I also took the opportunity to go on the two tours to other parts of the site including the Bioimaging Facility. Here, as throughout the day, staff were on hand to show us round, to explain the different applications of the light and electron microscopes as well as answering any questions.
The other tour (and probably the highlight of the day) was to the Sample Archive. The archive contains more than 300,000 samples of crops, soils, fertilisers and manures, dating back to 1844. Endless rows of shelving full of carefully catalogued materials is not an unusual sight to someone who works in a university library, but the items themselves were rather different to the textbooks we have at Cranfield. Glass bottles and jars of different sizes, neat cardboard boxes and a variety of metal tins re-purposed when glass bottles were scarce (look out for the coffee, liver salts and milk powder containers in the photo). All beautifully labelled (although with a numbered shelving system that seemed even more complicated than UDC) and some from as far away as Woburn and Bermuda!

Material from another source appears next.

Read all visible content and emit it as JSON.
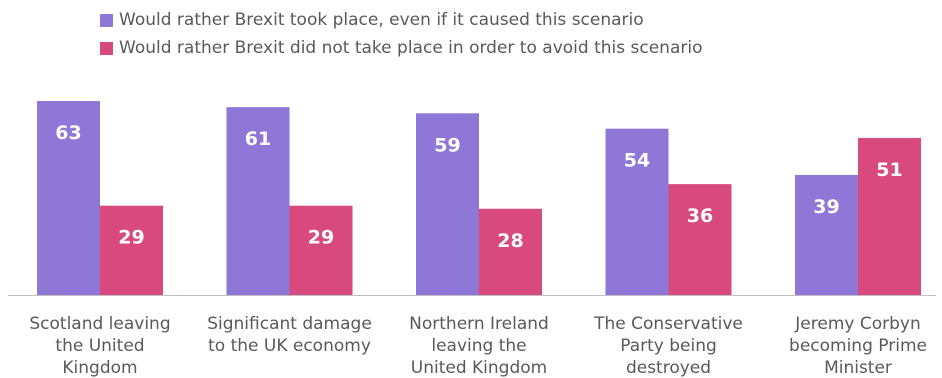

We then headed back to the conference centre for a series of flash talks from 4 PhD students who were challenged with talking for 5 minutes on their chosen topic without slides, using only props. The first two talks were about soil fungus, named ‘take all’ given by Joseph Moughan a Plant Doctor in training, and Sarah-Jane Osborne who explained ‘the battle beneath our feet’. They were followed by ‘below ground detective’ Frances Cheesman on the role of Bradyrhizobium in the soil microbial community and finally Katrina Pears discussed the three-leaved clover – ‘more than just a weed!’. As Adelia de Paula tweeted, inspiring talks which the kids (and the rest of us) loved.
There was just enough time to hitch a ride on the tractor-trailer to visit the Broadbalk Wheat Experiment fields. This is the classic experiment at Rothamsted, which is the longest running agricultural research station in the world. Broadbalk was first sown to winter wheat in autumn 1843 and scientists have been observing the effects of adding farmyard manure and a variety of other fertilizers on the crop yield and soil properties ever since. As well as the original experiment designed over 170 years ago, there were also examples of some more modern experimental approaches used by Rothamsted researchers. For example, the octocopter drones and portable gas analysers measuring the emission of carbon dioxide, nitrous oxide and other gases from the soil in real-time.
Sadly I didn’t get the chance this time to find out about kriging and geostatistics but it was a great day indeed. A big thank you to all the people involved and I look forward to my next visit!